Neben der optimalen medizinischen Versorgung bietet das Gemeinschaftskrankenhaus verschiedene Therapien an, um die Pflegebedürftigkeit der Patienten hinauszuzögern. "Mit der Hundetherapie haben wir eine ideale Möglichkeit gefunden, einen Zugang zu Menschen zu finden, die sich uns auf anderem Weg nicht geöffnet haben", erklärt Geraldine de Stefano, Leiterin der Ergotherapie im Haus. Hunde seien für viele ein Teil ihres aktiven Lebens gewesen.

"Sie erinnern an früher, an eine schöne Zeit und lenken den Blick weg von Alter und Krankheit." Sie hat in der Vergangenheit bereits mehrmals die Erfahrung gemacht, dass auch sehr demente Patienten nach der Hundetherapie erstmals wieder erzählen und Kontakt zu anderen Menschen aufnehmen. "Selbst Schmerzpatienten vergessen für eine kurze Zeit ihre Probleme und bücken sich beispielsweise, um den Hunden eine Belohnung zu geben", so die Ergotherapeutin.

Die positive Wirkung von Maja und Niño kann Dr. Alexander Grawe, Oberarzt der Geriatrie im Haus St. Elisabeth, nur bestätigen. "Wir sehen, wie die Patienten mit den Hunden umgehen und wie sie auf die Tiere reagieren. Plötzlich erzählen sie von ihren Problemen, und so kommen wir an die Ursache für chronische Schmerzen oder Depressionen heran und können hier mit der Behandlung ansetzen."

Hunde im Krankenhaus - ist das überhaupt erlaubt? "Eigentlich nicht", sagt Geraldine de Stefano. "Die Therapeutin kommt mit ihren Tieren über den hinteren Eingang hinein und wir stellen sicher, dass kein Patient an Infektionen leidet oder beispielsweise offene Wunden hat."

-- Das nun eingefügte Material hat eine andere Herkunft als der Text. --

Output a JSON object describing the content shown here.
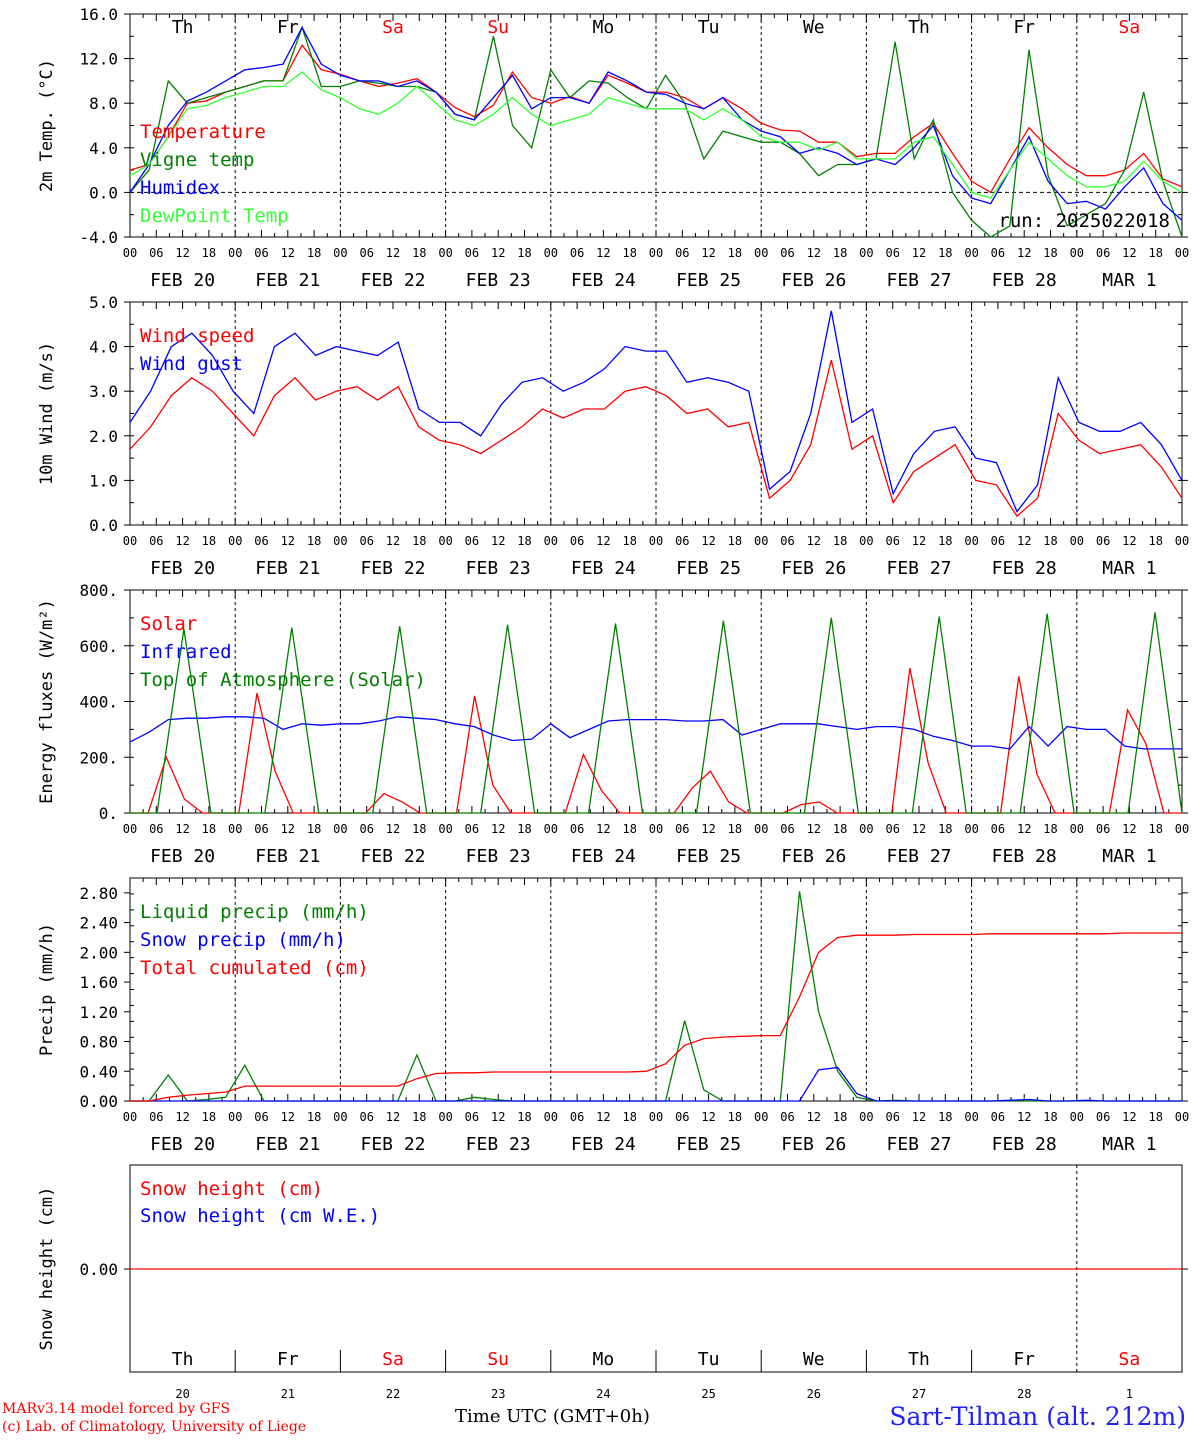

Maja, Niño und Franz K. sind nach einer Dreiviertelstunde geschafft. "Nicht nur für die Senioren, für meine Hunde ist die Arbeit ebenfalls sehr anstrengend", erzählt Schattulat. Auch wenn ihre Tiere zwei Jahre für diesen "Job" ausgebildet wurden und das Apportieren des Balls scheinbar als Spiel betrachten, ist das für die beiden Golden Retriever Schwerstarbeit.

"Die Tiere sind hochkonzentriert dabei, müssen sich immer auf neue Menschen einstellen und in einer Umgebung mit fremden Gerüchen arbeiten", erklärt die Therapeutin und greift in ihre Hosentasche. Dieses Leckerli haben sich die beiden redlich verdient. Während sie noch kauen, winkt Franz K. Maja wie einem guten Freund hinterher. "Tschüss, bis nächste Woche", ruft er Hunden und Frauchen hinterher. "Ich freue mich schon darauf, euch wiederzusehen."